The U.S. Supreme Court gave a glimpse of a potential philosophical shift in its recent 5-4 ruling that evidence seized from a “no-knock” raid can be admitted in court even if police barge in without announcing themselves.
New Justice Samuel Alito joined Chief Justice John Roberts, Antonin Scalia, Clarence Thomas and Anthony Kennedy in voting to throw out nearly a century of legal precedents and a cornerstone of Fourth Amendment law. Alito’s vote broke the 4-4 tie that existed among the other members of the court.
While Kennedy voted with the majority, he wrote that he didn’t agree with ending the “knock and announce” requirement altogether. “It bears repeating that it is a serious matter if law enforcement officers violate the sanctity of the home by ignoring the requisites of lawful entry,” he wrote.
Kennedy’s stand underscored his emergence as a swing vote in a court that already misses centrist Sandra Day O’Connor, who retired in January and gave way to Alito.
Earlier in the week, Kennedy ruled with the court’s more liberal justices to give death-row prisoners more ability to challenge their sentences. In the no-knock case he ruled with the conservative bloc.
The court upheld a drug possession conviction against Detroit resident Booker Hudson, even though the state of Michigan conceded that police violated the Fourth Amendment provision requiring that they announce their presence before entering.
Police had a warrant, but one officer admitted that they only announced themselves as they crashed through the door.

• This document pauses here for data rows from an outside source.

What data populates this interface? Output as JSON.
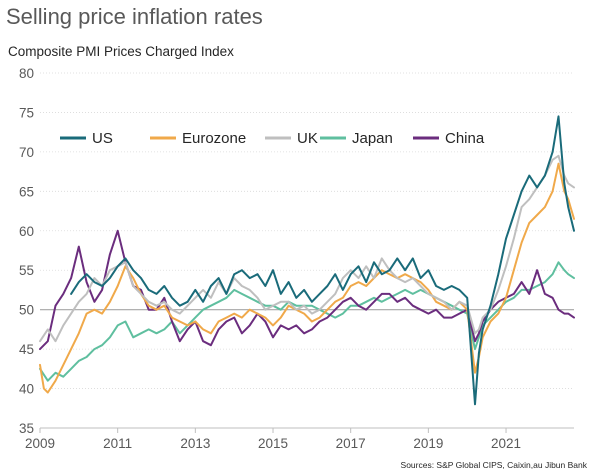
{
  "title": "Selling price inflation rates",
  "source": "Sources: S&P Global CIPS, Caixin,au Jibun Bank",
  "chart_data": {
    "type": "line",
    "ylabel": "Composite PMI Prices Charged Index",
    "xlabel": "",
    "ylim": [
      35,
      80
    ],
    "yticks": [
      35,
      40,
      45,
      50,
      55,
      60,
      65,
      70,
      75,
      80
    ],
    "xlim": [
      2009.0,
      2022.75
    ],
    "xticks": [
      2009,
      2011,
      2013,
      2015,
      2017,
      2019,
      2021
    ],
    "reference_line": 50,
    "grid": "horizontal",
    "legend_position": "top",
    "series": [
      {
        "name": "US",
        "color": "#1a6b7a",
        "x": [
          2009.8,
          2010.0,
          2010.2,
          2010.4,
          2010.6,
          2010.8,
          2011.0,
          2011.2,
          2011.4,
          2011.6,
          2011.8,
          2012.0,
          2012.2,
          2012.4,
          2012.6,
          2012.8,
          2013.0,
          2013.2,
          2013.4,
          2013.6,
          2013.8,
          2014.0,
          2014.2,
          2014.4,
          2014.6,
          2014.8,
          2015.0,
          2015.2,
          2015.4,
          2015.6,
          2015.8,
          2016.0,
          2016.2,
          2016.4,
          2016.6,
          2016.8,
          2017.0,
          2017.2,
          2017.4,
          2017.6,
          2017.8,
          2018.0,
          2018.2,
          2018.4,
          2018.6,
          2018.8,
          2019.0,
          2019.2,
          2019.4,
          2019.6,
          2019.8,
          2020.0,
          2020.2,
          2020.3,
          2020.4,
          2020.6,
          2020.8,
          2021.0,
          2021.2,
          2021.4,
          2021.6,
          2021.8,
          2022.0,
          2022.2,
          2022.35,
          2022.5,
          2022.6,
          2022.75
        ],
        "values": [
          52.0,
          53.5,
          54.5,
          53.5,
          53.0,
          54.0,
          55.5,
          56.5,
          55.0,
          54.0,
          52.5,
          52.0,
          53.0,
          51.5,
          50.5,
          51.0,
          52.5,
          51.0,
          53.0,
          54.0,
          52.0,
          54.5,
          55.0,
          54.0,
          54.5,
          53.0,
          55.0,
          52.0,
          53.5,
          51.5,
          52.5,
          51.0,
          52.0,
          53.0,
          54.5,
          52.5,
          54.5,
          55.5,
          53.5,
          56.0,
          54.5,
          55.0,
          56.5,
          55.0,
          56.5,
          54.0,
          55.0,
          53.0,
          52.5,
          53.0,
          52.5,
          51.5,
          38.0,
          44.5,
          47.5,
          50.5,
          54.5,
          59.0,
          62.0,
          65.0,
          67.0,
          65.5,
          67.0,
          70.0,
          74.5,
          66.0,
          63.0,
          60.0
        ]
      },
      {
        "name": "Eurozone",
        "color": "#f0a94a",
        "x": [
          2009.0,
          2009.1,
          2009.2,
          2009.4,
          2009.6,
          2009.8,
          2010.0,
          2010.2,
          2010.4,
          2010.6,
          2010.8,
          2011.0,
          2011.2,
          2011.4,
          2011.6,
          2011.8,
          2012.0,
          2012.2,
          2012.4,
          2012.6,
          2012.8,
          2013.0,
          2013.2,
          2013.4,
          2013.6,
          2013.8,
          2014.0,
          2014.2,
          2014.4,
          2014.6,
          2014.8,
          2015.0,
          2015.2,
          2015.4,
          2015.6,
          2015.8,
          2016.0,
          2016.2,
          2016.4,
          2016.6,
          2016.8,
          2017.0,
          2017.2,
          2017.4,
          2017.6,
          2017.8,
          2018.0,
          2018.2,
          2018.4,
          2018.6,
          2018.8,
          2019.0,
          2019.2,
          2019.4,
          2019.6,
          2019.8,
          2020.0,
          2020.2,
          2020.3,
          2020.4,
          2020.6,
          2020.8,
          2021.0,
          2021.2,
          2021.4,
          2021.6,
          2021.8,
          2022.0,
          2022.2,
          2022.35,
          2022.5,
          2022.6,
          2022.75
        ],
        "values": [
          43.0,
          40.0,
          39.5,
          41.0,
          43.0,
          45.0,
          47.0,
          49.5,
          50.0,
          49.5,
          51.0,
          53.0,
          55.5,
          54.0,
          52.0,
          50.5,
          50.0,
          50.5,
          49.0,
          48.5,
          48.0,
          48.5,
          47.5,
          47.0,
          48.5,
          49.0,
          49.5,
          49.0,
          50.0,
          49.5,
          49.0,
          48.0,
          49.0,
          50.5,
          50.0,
          49.5,
          48.5,
          49.0,
          50.0,
          51.0,
          51.5,
          53.0,
          53.5,
          53.0,
          54.0,
          55.0,
          54.5,
          54.0,
          54.5,
          54.0,
          53.5,
          52.5,
          51.0,
          50.5,
          50.0,
          51.0,
          50.0,
          42.0,
          44.0,
          46.5,
          48.5,
          49.5,
          51.5,
          55.0,
          58.5,
          61.0,
          62.0,
          63.0,
          65.0,
          68.5,
          65.0,
          64.0,
          61.5
        ]
      },
      {
        "name": "UK",
        "color": "#bfbfbf",
        "x": [
          2009.0,
          2009.2,
          2009.4,
          2009.6,
          2009.8,
          2010.0,
          2010.2,
          2010.4,
          2010.6,
          2010.8,
          2011.0,
          2011.2,
          2011.4,
          2011.6,
          2011.8,
          2012.0,
          2012.2,
          2012.4,
          2012.6,
          2012.8,
          2013.0,
          2013.2,
          2013.4,
          2013.6,
          2013.8,
          2014.0,
          2014.2,
          2014.4,
          2014.6,
          2014.8,
          2015.0,
          2015.2,
          2015.4,
          2015.6,
          2015.8,
          2016.0,
          2016.2,
          2016.4,
          2016.6,
          2016.8,
          2017.0,
          2017.2,
          2017.4,
          2017.6,
          2017.8,
          2018.0,
          2018.2,
          2018.4,
          2018.6,
          2018.8,
          2019.0,
          2019.2,
          2019.4,
          2019.6,
          2019.8,
          2020.0,
          2020.2,
          2020.3,
          2020.4,
          2020.6,
          2020.8,
          2021.0,
          2021.2,
          2021.4,
          2021.6,
          2021.8,
          2022.0,
          2022.2,
          2022.35,
          2022.5,
          2022.6,
          2022.75
        ],
        "values": [
          46.0,
          47.5,
          46.0,
          48.0,
          49.5,
          51.0,
          52.0,
          54.0,
          53.0,
          55.0,
          55.5,
          56.0,
          53.0,
          52.0,
          51.0,
          50.5,
          51.0,
          50.0,
          49.5,
          50.5,
          51.5,
          52.5,
          51.5,
          53.5,
          52.0,
          54.0,
          53.0,
          52.5,
          51.5,
          50.0,
          50.5,
          51.0,
          51.0,
          50.0,
          50.5,
          49.5,
          50.0,
          51.0,
          52.0,
          54.0,
          55.0,
          54.0,
          55.5,
          54.0,
          56.5,
          55.0,
          54.0,
          53.5,
          54.0,
          53.0,
          52.0,
          51.5,
          51.0,
          50.0,
          51.0,
          50.5,
          47.0,
          47.5,
          49.0,
          50.0,
          52.5,
          55.5,
          59.0,
          63.0,
          64.0,
          65.5,
          67.0,
          69.0,
          69.5,
          67.0,
          66.0,
          65.5
        ]
      },
      {
        "name": "Japan",
        "color": "#5fbf9f",
        "x": [
          2009.0,
          2009.2,
          2009.4,
          2009.6,
          2009.8,
          2010.0,
          2010.2,
          2010.4,
          2010.6,
          2010.8,
          2011.0,
          2011.2,
          2011.4,
          2011.6,
          2011.8,
          2012.0,
          2012.2,
          2012.4,
          2012.6,
          2012.8,
          2013.0,
          2013.2,
          2013.4,
          2013.6,
          2013.8,
          2014.0,
          2014.2,
          2014.4,
          2014.6,
          2014.8,
          2015.0,
          2015.2,
          2015.4,
          2015.6,
          2015.8,
          2016.0,
          2016.2,
          2016.4,
          2016.6,
          2016.8,
          2017.0,
          2017.2,
          2017.4,
          2017.6,
          2017.8,
          2018.0,
          2018.2,
          2018.4,
          2018.6,
          2018.8,
          2019.0,
          2019.2,
          2019.4,
          2019.6,
          2019.8,
          2020.0,
          2020.2,
          2020.3,
          2020.4,
          2020.6,
          2020.8,
          2021.0,
          2021.2,
          2021.4,
          2021.6,
          2021.8,
          2022.0,
          2022.2,
          2022.35,
          2022.5,
          2022.6,
          2022.75
        ],
        "values": [
          42.5,
          41.0,
          42.0,
          41.5,
          42.5,
          43.5,
          44.0,
          45.0,
          45.5,
          46.5,
          48.0,
          48.5,
          46.5,
          47.0,
          47.5,
          47.0,
          47.5,
          48.5,
          47.0,
          48.0,
          49.0,
          50.0,
          50.5,
          51.0,
          51.5,
          52.5,
          52.0,
          51.5,
          51.0,
          50.5,
          50.5,
          50.0,
          51.0,
          50.5,
          50.5,
          50.5,
          50.0,
          49.5,
          49.0,
          49.5,
          50.5,
          50.5,
          51.0,
          51.5,
          51.0,
          51.5,
          52.0,
          52.5,
          52.0,
          52.5,
          52.0,
          51.5,
          51.0,
          50.5,
          50.0,
          49.5,
          45.0,
          46.5,
          48.0,
          49.0,
          50.0,
          51.0,
          51.5,
          52.5,
          52.5,
          53.0,
          53.5,
          54.5,
          56.0,
          55.0,
          54.5,
          54.0
        ]
      },
      {
        "name": "China",
        "color": "#6b2d7e",
        "x": [
          2009.0,
          2009.2,
          2009.4,
          2009.6,
          2009.8,
          2010.0,
          2010.2,
          2010.4,
          2010.6,
          2010.8,
          2011.0,
          2011.2,
          2011.4,
          2011.6,
          2011.8,
          2012.0,
          2012.2,
          2012.4,
          2012.6,
          2012.8,
          2013.0,
          2013.2,
          2013.4,
          2013.6,
          2013.8,
          2014.0,
          2014.2,
          2014.4,
          2014.6,
          2014.8,
          2015.0,
          2015.2,
          2015.4,
          2015.6,
          2015.8,
          2016.0,
          2016.2,
          2016.4,
          2016.6,
          2016.8,
          2017.0,
          2017.2,
          2017.4,
          2017.6,
          2017.8,
          2018.0,
          2018.2,
          2018.4,
          2018.6,
          2018.8,
          2019.0,
          2019.2,
          2019.4,
          2019.6,
          2019.8,
          2020.0,
          2020.2,
          2020.3,
          2020.4,
          2020.6,
          2020.8,
          2021.0,
          2021.2,
          2021.4,
          2021.6,
          2021.8,
          2022.0,
          2022.2,
          2022.35,
          2022.5,
          2022.6,
          2022.75
        ],
        "values": [
          45.0,
          46.0,
          50.5,
          52.0,
          54.0,
          58.0,
          53.5,
          51.0,
          52.5,
          57.0,
          60.0,
          56.0,
          53.0,
          52.5,
          50.0,
          50.0,
          51.5,
          48.5,
          46.0,
          47.5,
          48.5,
          46.0,
          45.5,
          47.5,
          48.5,
          49.0,
          47.0,
          48.0,
          49.5,
          48.5,
          46.5,
          48.0,
          47.5,
          48.0,
          47.0,
          47.5,
          48.5,
          49.0,
          50.0,
          51.0,
          51.5,
          50.5,
          50.0,
          51.0,
          52.0,
          52.0,
          51.0,
          51.5,
          50.5,
          50.0,
          49.5,
          50.0,
          49.0,
          49.0,
          49.5,
          50.0,
          46.0,
          47.0,
          48.5,
          50.0,
          51.0,
          51.5,
          52.0,
          53.5,
          52.0,
          55.0,
          52.0,
          51.5,
          50.0,
          49.5,
          49.5,
          49.0
        ]
      }
    ]
  }
}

The high court majority agreed with the Michigan Supreme Court that exclusion of the evidence gained in the Hudson raid was an excessive remedy for the cops’ violation.
Scalia, writing in the majority opinion, acknowledged that the principle behind the so-called exclusionary rule is “ancient” precedent, but he argued that the rule carries “substantial social costs,” namely allowing guilty people to go free.
We’re more inclined to agree with Justice Stephen Breyer, who noted in his dissent that decades ago the court recognized that when the police barge in unannounced, it is an assault on “the sanctity of a man’s home and the privacies of life.” The Supreme Court held in a 1914 case that, except in rare circumstances, evidence seized in violation of the Constitution cannot be used. If such evidence were admissible, that decision held, the Fourth Amendment “might as well be stricken.”
There is a greater social cost to allowing police to play fast and loose with constitutional guarantees than there is to letting a few criminals off on a technicality. The court’s decision sets a dangerous precedent by weakening the incentive for police to play by the constitutional rules.